Q: How do you think healthcare reform will affect sub-acute care providers?

A: On June 29, the Sixth Circuit Court of Appeals upheld the constitutionality of the Patient Protection and Accountable Care Act. Although the Sixth Circuit is only the first appellate court to rule on the constitutionality of the act, and the U.S. Supreme Court is widely expected to decide the issue in the coming years, the federal government’s victory is nonetheless a sign that the act is likely to survive in some form. Therefore, it is imperative that sub-acute care providers continue to adjust to the new requirements and reimbursement models created under the act. As reimbursement shrinks, hospitals will seek more cost-effective ways to treat elderly patients.

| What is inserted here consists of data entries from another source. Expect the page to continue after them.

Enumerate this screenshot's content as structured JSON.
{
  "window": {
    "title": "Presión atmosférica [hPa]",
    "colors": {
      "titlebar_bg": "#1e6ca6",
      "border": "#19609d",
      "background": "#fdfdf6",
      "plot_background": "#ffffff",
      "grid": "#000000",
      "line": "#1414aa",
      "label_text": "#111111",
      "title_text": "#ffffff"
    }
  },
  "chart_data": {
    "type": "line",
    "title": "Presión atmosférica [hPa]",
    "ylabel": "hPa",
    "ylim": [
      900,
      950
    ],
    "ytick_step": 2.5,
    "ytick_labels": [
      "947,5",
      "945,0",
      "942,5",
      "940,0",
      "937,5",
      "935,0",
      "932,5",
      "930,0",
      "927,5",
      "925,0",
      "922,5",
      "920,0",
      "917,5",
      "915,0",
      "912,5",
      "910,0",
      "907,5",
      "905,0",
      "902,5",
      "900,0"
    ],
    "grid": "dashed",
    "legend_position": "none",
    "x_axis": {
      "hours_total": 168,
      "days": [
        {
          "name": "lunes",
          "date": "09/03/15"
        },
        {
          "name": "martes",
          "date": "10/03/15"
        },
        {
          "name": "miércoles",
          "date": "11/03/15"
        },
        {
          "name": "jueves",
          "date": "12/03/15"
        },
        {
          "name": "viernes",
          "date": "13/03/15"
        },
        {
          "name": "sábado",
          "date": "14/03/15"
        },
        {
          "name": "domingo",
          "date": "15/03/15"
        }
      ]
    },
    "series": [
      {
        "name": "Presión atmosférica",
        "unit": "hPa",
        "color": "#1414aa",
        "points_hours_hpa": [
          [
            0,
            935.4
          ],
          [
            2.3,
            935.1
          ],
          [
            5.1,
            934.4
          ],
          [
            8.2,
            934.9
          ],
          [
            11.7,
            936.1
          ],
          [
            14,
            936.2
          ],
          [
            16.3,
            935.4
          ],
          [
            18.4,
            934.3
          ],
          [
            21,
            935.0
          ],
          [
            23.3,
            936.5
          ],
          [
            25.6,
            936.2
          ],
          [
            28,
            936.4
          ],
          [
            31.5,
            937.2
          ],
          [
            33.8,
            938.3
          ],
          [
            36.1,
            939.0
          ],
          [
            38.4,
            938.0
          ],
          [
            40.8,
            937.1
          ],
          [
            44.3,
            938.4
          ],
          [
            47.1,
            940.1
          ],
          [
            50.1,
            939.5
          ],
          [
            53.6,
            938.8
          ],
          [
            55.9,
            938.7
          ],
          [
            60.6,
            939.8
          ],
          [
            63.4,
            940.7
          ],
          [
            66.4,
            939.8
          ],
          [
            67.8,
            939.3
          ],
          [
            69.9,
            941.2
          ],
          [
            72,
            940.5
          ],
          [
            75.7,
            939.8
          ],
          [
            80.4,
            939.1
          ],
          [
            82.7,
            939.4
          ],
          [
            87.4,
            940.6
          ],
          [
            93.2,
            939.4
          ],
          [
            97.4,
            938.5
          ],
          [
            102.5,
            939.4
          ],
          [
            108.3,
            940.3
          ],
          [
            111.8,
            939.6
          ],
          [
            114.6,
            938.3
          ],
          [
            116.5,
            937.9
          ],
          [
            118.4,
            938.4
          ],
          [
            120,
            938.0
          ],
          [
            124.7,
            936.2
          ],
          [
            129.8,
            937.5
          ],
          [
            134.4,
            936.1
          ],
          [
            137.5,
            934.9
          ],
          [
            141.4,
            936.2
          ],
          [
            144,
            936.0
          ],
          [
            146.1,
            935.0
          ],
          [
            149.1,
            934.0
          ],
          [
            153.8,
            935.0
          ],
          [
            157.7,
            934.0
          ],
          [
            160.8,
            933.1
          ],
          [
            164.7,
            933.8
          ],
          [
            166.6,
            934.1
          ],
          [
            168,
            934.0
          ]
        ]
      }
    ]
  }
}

Hospitals are likely to increase their affiliations with sub-acute care facilities, which include skilled nursing care, and place patients sooner with those providers in an effort to decrease costs.  

For example, under the proposed rules for Accountable Care Organizations (“ACOs”), payment for the treatment of a patient’s hospitalization will be bundled; that is, one payment to the physicians, hospital, and sub-acute provider for the three days before hospitalization, the hospitalization stay, and 30 days of sub-acute care.

Medicare also will make certain incentive payments for good patient results. Hospitals will be the driving force in establishing ACOs that encompass physicians and providers, but sub-acute care facilities will want the referrals of patients from the hospital.

Consequently, sub-acute care providers should make sure they have the space, equipment and expertise to handle greater numbers of patient transfers from hospitals and take on an even greater responsibility for the healthcare outcomes of those patients.